Perché astenersi su una risoluzione che punta a rafforzare la sicurezza di medici e operatori sanitari? È la domanda che rimbalza dopo il voto in commissione Sanità sulla proposta di Fratelli d’Italia per introdurre body cam, dispositivi di allarme personali e protocolli uniformi di protezione negli ospedali abruzzesi. Una domanda che chiama direttamente in causa i due consiglieri regionali teramani Giovanni Cavallari ed Enio Pavone, che hanno scelto la strada dell’astensione. Una posizione che lascia perplessi, soprattutto considerando il contenuto del documento: misure sperimentali, a tempo, mirate ai contesti più esposti come Pronto soccorso, continuità assistenziale e reparti con turni in solitaria. Non un provvedimento ideologico, ma una proposta concreta, fondata su tecnologia, prevenzione e coordinamento operativo. La risoluzione, presentata dal consigliere regionale Leonardo D’Addazio (Fratelli d’Italia), è stata approvata con il voto favorevole della maggioranza, il no dell’opposizione e appunto l’astensione di Cavallari, Pavone e Vincenzo Menna. Un esito che apre inevitabilmente un interrogativo politico: cosa non convince di un piano che punta a tutelare chi ogni giorno garantisce il diritto alla salute?

Il testo impegna la giunta regionale ad avviare, entro 90 giorni, una sperimentazione di 18 mesi basata sull’adozione di body cam e dispositivi di allarme per gli operatori maggiormente esposti al rischio di aggressioni. Strumenti che, secondo D’Addazio, avrebbero una duplice funzione: deterrente e operativa, consentendo interventi immediati in caso di pericolo e offrendo anche maggiori garanzie sul piano della responsabilità professionale.
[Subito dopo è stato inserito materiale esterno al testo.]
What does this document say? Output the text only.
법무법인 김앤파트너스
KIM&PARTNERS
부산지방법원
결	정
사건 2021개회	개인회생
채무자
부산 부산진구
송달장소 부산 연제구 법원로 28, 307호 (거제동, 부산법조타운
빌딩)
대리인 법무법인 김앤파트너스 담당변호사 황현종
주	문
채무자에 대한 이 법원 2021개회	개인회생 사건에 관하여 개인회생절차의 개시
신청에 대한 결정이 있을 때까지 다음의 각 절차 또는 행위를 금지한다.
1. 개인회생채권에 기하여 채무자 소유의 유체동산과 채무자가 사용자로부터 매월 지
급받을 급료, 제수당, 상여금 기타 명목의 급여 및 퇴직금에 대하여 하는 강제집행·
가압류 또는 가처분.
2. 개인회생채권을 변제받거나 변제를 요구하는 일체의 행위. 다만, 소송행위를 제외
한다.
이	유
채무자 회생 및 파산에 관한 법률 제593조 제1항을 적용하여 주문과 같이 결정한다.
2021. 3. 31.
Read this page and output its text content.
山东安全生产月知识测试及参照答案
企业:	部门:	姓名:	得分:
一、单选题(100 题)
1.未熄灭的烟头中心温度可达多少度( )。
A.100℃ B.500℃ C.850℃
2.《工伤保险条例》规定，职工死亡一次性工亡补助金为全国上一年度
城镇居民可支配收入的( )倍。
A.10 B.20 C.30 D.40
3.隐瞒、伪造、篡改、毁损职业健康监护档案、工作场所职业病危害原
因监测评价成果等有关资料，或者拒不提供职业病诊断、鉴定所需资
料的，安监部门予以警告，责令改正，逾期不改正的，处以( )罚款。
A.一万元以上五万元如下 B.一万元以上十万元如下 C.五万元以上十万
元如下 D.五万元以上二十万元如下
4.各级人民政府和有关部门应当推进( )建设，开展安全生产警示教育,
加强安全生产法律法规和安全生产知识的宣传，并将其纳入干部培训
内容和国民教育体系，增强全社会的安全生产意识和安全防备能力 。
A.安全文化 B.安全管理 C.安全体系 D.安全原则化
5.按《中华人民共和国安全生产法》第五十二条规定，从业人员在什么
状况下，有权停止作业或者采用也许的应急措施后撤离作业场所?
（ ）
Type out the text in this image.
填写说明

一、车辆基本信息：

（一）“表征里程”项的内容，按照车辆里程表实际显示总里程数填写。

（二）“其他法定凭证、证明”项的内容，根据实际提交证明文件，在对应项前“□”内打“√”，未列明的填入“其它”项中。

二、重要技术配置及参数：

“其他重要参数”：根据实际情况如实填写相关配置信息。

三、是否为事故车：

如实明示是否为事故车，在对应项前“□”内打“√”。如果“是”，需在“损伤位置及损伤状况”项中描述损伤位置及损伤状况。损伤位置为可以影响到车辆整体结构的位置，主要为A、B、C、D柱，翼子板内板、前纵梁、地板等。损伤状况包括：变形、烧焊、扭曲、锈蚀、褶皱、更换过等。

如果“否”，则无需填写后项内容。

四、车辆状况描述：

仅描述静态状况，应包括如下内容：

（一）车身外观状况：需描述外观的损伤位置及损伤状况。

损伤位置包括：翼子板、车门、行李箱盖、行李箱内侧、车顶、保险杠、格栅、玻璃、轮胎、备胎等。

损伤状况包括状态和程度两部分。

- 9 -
Il provvedimento prevede inoltre linee guida regionali su privacy, formazione del personale, gestione dei dati e protocolli di intervento, oltre alla stipula di accordi con le forze dell’ordine per assicurare risposte rapide e coordinate.
Alla base dell’iniziativa c’è il contributo tecnico di Nelson Anzoletti, dirigente medico della Geriatria di Pescara, componente del consiglio direttivo dell’Ordine dei medici provinciale ed ex responsabile del dipartimento Sanità di Fratelli d’Italia, che ha portato all’attenzione della politica un fenomeno ormai strutturale: l’aumento delle aggressioni ai sanitari.
«Non possiamo permettere che chi salva vite lavori nella paura», ha sottolineato D’Addazio, rivendicando un modello che unisce tecnologia, prevenzione e collaborazione istituzionale.
Ed è proprio su questo punto che pesa l’astensione dei due consiglieri teramani: una scelta che, al momento, non è accompagnata da spiegazioni pubbliche. Dubbi sui costi? Perplessità sulla privacy? Contrarietà all’uso delle body cam? O semplice distanza politica da una proposta targata Fratelli d’Italia?
Qualunque sia la motivazione, resta un dato politico: su un tema trasversale come la sicurezza del personale sanitario, la non presa di posizione rischia di apparire come un’occasione mancata. Perché quando in gioco c’è l’incolumità di medici e infermieri, l’astensione difficilmente può essere letta come neutralità.